The victory was also something of an upset given that crowd favourite for the night was Rodney “Benjai” Le Blanc, who performed with a large cast of actors on stage.

It was thought that Benjai’s narrow defeat at the Groovy Soca Monarch on Friday night with his hit song “Trini” , as well as his Young King title, would have paved the way to a possible victory at Dimanche Gras. Benjai was the only performer on Sunday who managed to move the entire Grand and North Stands and his twelfth placing was loudly booed when it was announced.

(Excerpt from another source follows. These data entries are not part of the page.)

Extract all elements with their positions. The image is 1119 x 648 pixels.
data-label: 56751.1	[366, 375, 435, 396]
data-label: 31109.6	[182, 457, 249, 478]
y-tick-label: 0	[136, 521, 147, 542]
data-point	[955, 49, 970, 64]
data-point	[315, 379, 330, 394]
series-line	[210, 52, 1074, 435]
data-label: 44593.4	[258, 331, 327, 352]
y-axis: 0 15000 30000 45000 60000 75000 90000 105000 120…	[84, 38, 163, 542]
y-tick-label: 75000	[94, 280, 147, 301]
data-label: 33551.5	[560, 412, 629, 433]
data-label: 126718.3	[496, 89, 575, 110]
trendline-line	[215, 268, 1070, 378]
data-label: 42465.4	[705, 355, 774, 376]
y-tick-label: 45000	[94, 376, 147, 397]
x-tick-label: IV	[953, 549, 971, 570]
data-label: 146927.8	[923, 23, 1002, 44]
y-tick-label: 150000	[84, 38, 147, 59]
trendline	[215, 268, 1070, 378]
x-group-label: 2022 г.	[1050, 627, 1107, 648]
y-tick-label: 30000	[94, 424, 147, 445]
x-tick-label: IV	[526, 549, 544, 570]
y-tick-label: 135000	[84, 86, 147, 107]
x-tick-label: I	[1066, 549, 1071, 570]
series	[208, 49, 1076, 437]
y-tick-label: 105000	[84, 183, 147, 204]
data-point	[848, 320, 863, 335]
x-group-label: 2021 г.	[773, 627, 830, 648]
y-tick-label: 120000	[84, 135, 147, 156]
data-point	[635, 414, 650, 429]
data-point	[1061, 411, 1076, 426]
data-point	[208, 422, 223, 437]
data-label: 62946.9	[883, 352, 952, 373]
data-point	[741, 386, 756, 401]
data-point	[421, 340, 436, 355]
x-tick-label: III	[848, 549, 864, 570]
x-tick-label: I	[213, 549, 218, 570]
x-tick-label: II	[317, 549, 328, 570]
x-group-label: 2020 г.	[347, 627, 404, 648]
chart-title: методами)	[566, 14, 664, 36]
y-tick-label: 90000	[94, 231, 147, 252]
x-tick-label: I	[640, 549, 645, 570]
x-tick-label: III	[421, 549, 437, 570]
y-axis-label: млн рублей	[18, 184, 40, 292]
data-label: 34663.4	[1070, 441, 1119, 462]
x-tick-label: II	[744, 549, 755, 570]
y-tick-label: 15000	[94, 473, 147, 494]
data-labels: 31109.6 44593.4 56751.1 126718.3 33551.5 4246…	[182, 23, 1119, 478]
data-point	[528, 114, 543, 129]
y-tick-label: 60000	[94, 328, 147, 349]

Sunday’s competition, which began at 6.30 pm and ended at about 2.30 am yesterday, was the first Dimanche Gras under a non-PNM government in almost a decade. It was markedly different from competitions in years past.

KARENE from Page 3A

While in recent years searing social commentary — normally dealing with the state of crime and with youth delinquency — came to dominate the show, this year calypsonians decided to turn up the political critique.

For instance, Benjai was the only performer on Sunday who did not sing explicitly about politics. In contrast most, like Kizzy Ruiz, who in last year’s final sang about the Haiti earthquake, had songs which threw barbs at politicians. In “The Engine Stall”, Ruiz likened the ruling coalition Government to a stalled car, as a yellow Hyuandai Sonata rolled on stage bearing the licence plate PP2010.

“Like this PP out of gas/ they need a mechanic fast,” she sang, dressed as a mechanic. “I think we have to push.” In the song she, too, took aim at Jack Warner describing him as “the new sheriff in town with a shining star” and saying of him, “up to now his PP refuse to move”. She warned that anti-corruption legislation cannot stop “predators’ claws” and called corrupt persons, “them sons of bitches.”

Weston “Cro Cro” Rawlins sang “Compare and Contrast” in which he described black supporters of the coalition government as “lick-bottom Africans”.

“Like the black man is the black man’s worst enemy,” he sang, drawing cheers from pockets of the large crowd. “I am so disappointed in you black man.” In his second round song “Kam-lie” Rawlins also turned his attention to the SIA spy agency scandal, saying, “so much lying in the SIA/nobody ain’t have nuttin’ to say.”

One performer even went as far as to wear a PNM tie and suit, emulating former prime minister Patrick Manning.

“As soon as I make a mistake/ how quickly you turn around,” sang Tameika Darius, in character as the former prime minister, in “Ungrateful”. “I never thought you would be so/ Why did you treat me so? Is I who made NAPA and Hyatt too/ You ungrateful you.” She called the Mayor of Port-of-Spain an “ole nasty lagahoo.”

Sugar Aloes, who has in the past reportedly been a staunch PNM advocate, even declared, “I am waiting patiently to see the demise of that partnership.” He said people used to blame Manning, who was prime minister for 12 years, for everything under the sun, including flooding, “as if he were God”.

He said he had certain “feelings about the way they treat Patrick.” Aloes got the judges nod for second place for “Not One Word” and “De cause.” “Allen, in his song “Do So” opined, “I have a feeling/this country needs political healing.”

After winning Asche had some advice for young calypsonians everywhere.

“Just continue doing what you are doing and sing positive calypsos,” she said. “Think positive.”